The graph above shows the color balance of the PT-AE700U as a function of IRE level using the corrected color balance at IRE 70. The PT-AE700U has excellent grayscale tracking over almost the entire IRE range, but with a shift to the blue at IRE 0 (black). Slightly blue blacks were also perceptible to the eye, although not a real problem. These measurements were done using the Accupel generator and with the Natural picture mode, Dynamic Iris off, and the lamp in the Low mode. Very similar results were obtained using the Avia test disk as a source for the IRE windows. The measured IRE 100/IRE 0 contrast ratio in this mode was 400:1.

In the Natural picture mode, an IRE 100 window measured 9.7 ftL at my 102” diagonal screen giving an ANSI lumens rating of 306. With the Lamp in the high mode, the light level at the screen rose to 11.3 ftL or 360 ANSI lumens.
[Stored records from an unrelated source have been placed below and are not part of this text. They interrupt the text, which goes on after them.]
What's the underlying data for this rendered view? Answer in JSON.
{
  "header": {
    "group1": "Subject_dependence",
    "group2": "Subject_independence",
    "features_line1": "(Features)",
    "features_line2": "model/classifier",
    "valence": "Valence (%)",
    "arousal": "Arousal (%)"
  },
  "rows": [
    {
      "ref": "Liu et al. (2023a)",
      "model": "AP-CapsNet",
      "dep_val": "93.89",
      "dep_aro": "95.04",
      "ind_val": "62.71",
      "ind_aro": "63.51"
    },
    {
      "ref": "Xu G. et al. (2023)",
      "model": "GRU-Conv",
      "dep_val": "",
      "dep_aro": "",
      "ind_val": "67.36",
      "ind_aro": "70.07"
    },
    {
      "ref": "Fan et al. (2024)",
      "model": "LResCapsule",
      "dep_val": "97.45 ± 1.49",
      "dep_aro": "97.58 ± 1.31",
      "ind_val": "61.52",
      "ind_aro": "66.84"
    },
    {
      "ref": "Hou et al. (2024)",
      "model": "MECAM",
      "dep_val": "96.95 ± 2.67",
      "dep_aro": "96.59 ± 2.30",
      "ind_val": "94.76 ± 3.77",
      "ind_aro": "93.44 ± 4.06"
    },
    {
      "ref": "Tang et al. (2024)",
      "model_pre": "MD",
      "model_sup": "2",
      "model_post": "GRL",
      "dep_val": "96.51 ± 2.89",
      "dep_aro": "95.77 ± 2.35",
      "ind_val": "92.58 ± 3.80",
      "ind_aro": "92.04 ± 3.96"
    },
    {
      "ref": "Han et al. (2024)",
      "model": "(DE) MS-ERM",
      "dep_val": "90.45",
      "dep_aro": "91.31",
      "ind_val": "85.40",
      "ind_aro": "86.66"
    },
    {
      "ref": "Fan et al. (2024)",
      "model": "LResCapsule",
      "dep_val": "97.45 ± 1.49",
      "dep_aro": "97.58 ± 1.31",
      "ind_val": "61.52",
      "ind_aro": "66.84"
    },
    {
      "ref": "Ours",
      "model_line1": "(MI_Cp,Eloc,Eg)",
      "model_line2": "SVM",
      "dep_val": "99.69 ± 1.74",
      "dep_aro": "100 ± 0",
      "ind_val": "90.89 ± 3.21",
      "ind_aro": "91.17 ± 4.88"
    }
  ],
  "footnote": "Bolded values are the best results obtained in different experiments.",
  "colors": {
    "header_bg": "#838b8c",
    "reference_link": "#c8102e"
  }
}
With the Dynamic Iris turned on, the reading at IRE 0 dropped a factor of 2, suggesting that in this mode the Dynamic Contrast ratio was approximately 800:1.

Clearly, all these measurements suggested performance well below specification, so I decided to explore other modes of operation. I had noticed earlier in my quick survey of the various picture modes, that the Normal mode seemed much brighter, but with overblown colors. Upon exploring the Normal mode further, I found that the color could be corrected by lowering the Color control to –9, and adjusting the Tint to +2. Brightness went to +8 and Contrast to –4.

In the Normal mode, grayscale tracking remained excellent, as can be seen in the graph above, but now the contrast ratio, climbed to 560:1 with the Dynamic Iris off, and the black level fell a factor of 3 when the iris control was activated, suggesting a Dynamic Contrast ratio of 1665:1. In the Normal picture mode, the light level at the screen was 22.8 ftL (IRE 100 full field) suggesting a light output from the projector of 720 ANSI lumens in the low lamp mode. If an IRE 100 window was displayed however, with the IRIS control on, the light level at the screen dropped by almost a factor of 2. This will be discussed in some detail below.